This is a follow up of this question, which contained a mistake, as very helpfully pointed out by Snoop. Hence, the corrected version.
Let $F$ be the CDF of a distribution, supported on $[-1,1]$. $F$ has a density $f>0$.
Let $F_n$ be a sequence of distributions converging weakly to $F$, with the following property. For each $n$, $F_n$ is supported on $\{t \in [-1,1]: |t|=\frac{k}{2^n}\;\text{for some}\;k \in \mathbb{N} \cup \{0\}\}$, i.e. it is finitely supported. Let $f_n(t)$ be the probability of $t$, under $F_n$.
Define the sequence of probability distributions $g_n$ as follows:
$$\widetilde{g}_n(t)=\begin{cases}f_n(t),\;\text{if}\;|t|>\frac{1}{n},\\ 0,\;\text{otherwise}\;\end{cases},\\ \\ g_n(t)=\frac{\widetilde{g}_n(t)}{\sum\limits_{|t'|>\frac{1}{n}}f_n(t')}$$
My question is: Does the probability distribution with probability of $t=g_n(t)$, converge (weakly) to $F$?
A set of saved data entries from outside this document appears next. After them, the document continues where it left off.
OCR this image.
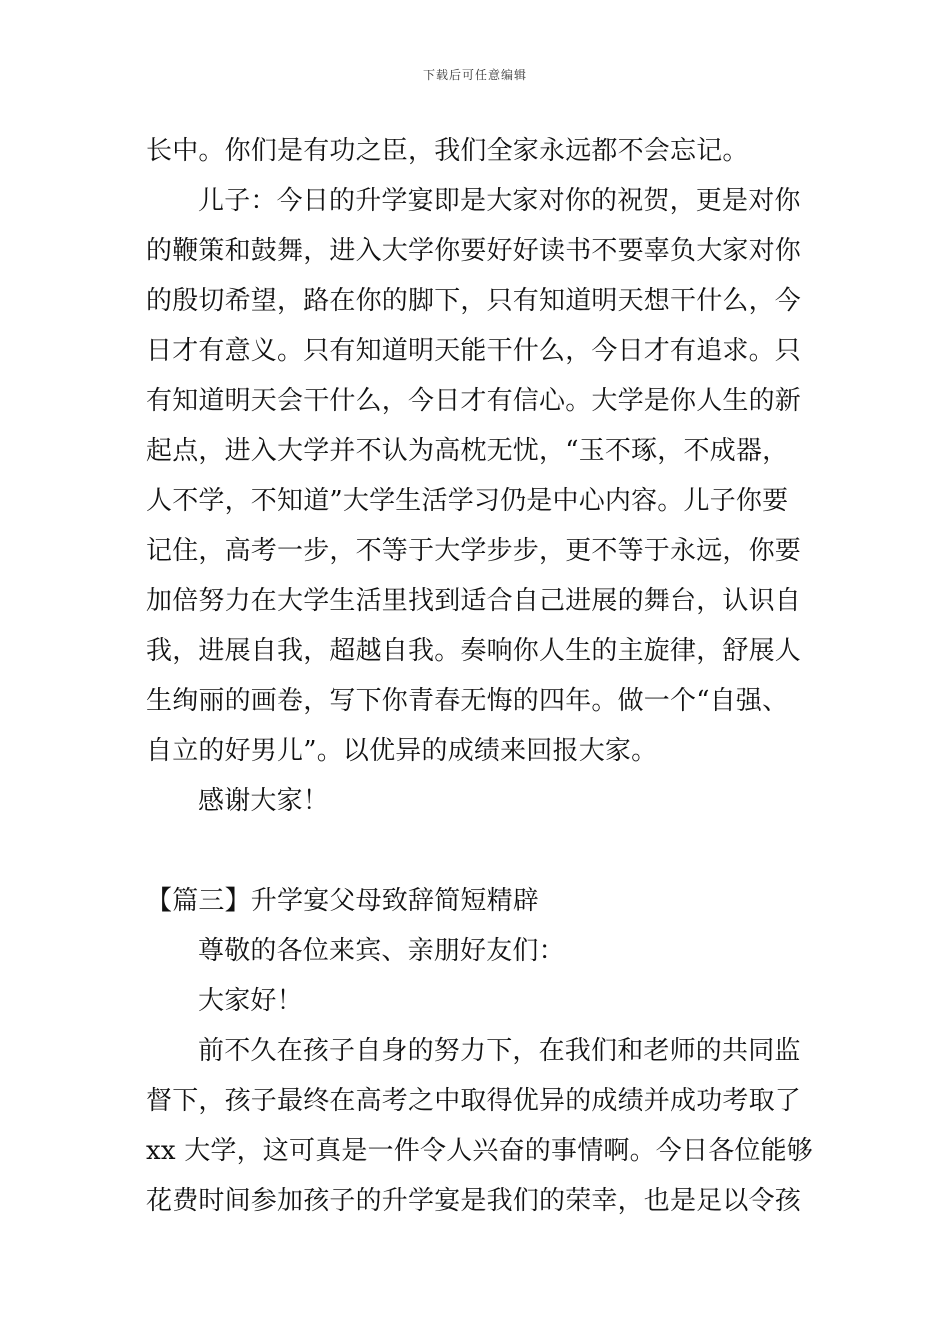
下载后可任意编辑
长中。你们是有功之臣，我们全家永远都不会忘记。
儿子：今日的升学宴即是大家对你的祝贺，更是对你
的鞭策和鼓舞，进入大学你要好好读书不要辜负大家对你
的殷切希望，路在你的脚下，只有知道明天想干什么，今
日才有意义。只有知道明天能干什么，今日才有追求。只
有知道明天会干什么，今日才有信心。大学是你人生的新
起点，进入大学并不认为高枕无忧，“玉不琢，不成器，
人不学，不知道”大学生活学习仍是中心内容。儿子你要
记住，高考一步，不等于大学步步，更不等于永远，你要
加倍努力在大学生活里找到适合自己进展的舞台，认识自
我，进展自我，超越自我。奏响你人生的主旋律，舒展人
生绚丽的画卷，写下你青春无悔的四年。做一个“自强、
自立的好男儿”。以优异的成绩来回报大家。
感谢大家！
【篇三】升学宴父母致辞简短精辟
尊敬的各位来宾、亲朋好友们：
大家好！
前不久在孩子自身的努力下，在我们和老师的共同监
督下，孩子最终在高考之中取得优异的成绩并成功考取了
xx 大学，这可真是一件令人兴奋的事情啊。今日各位能够
花费时间参加孩子的升学宴是我们的荣幸，也是足以令孩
As you can see, in the sequence $g_n$, the distance between points in the positive or negative part of the support of $f_n$ $(1/2^n)$, reduces at a rate faster than the distance between the positive and negative parts of the support $(2/n)$.
I did not edit the earlier question because I wanted Snoop's answer on it, which replies to the original question, to remain, as it is very instructive. However if this is considered a duplicate I will be happy to edit the previous one and delete this one.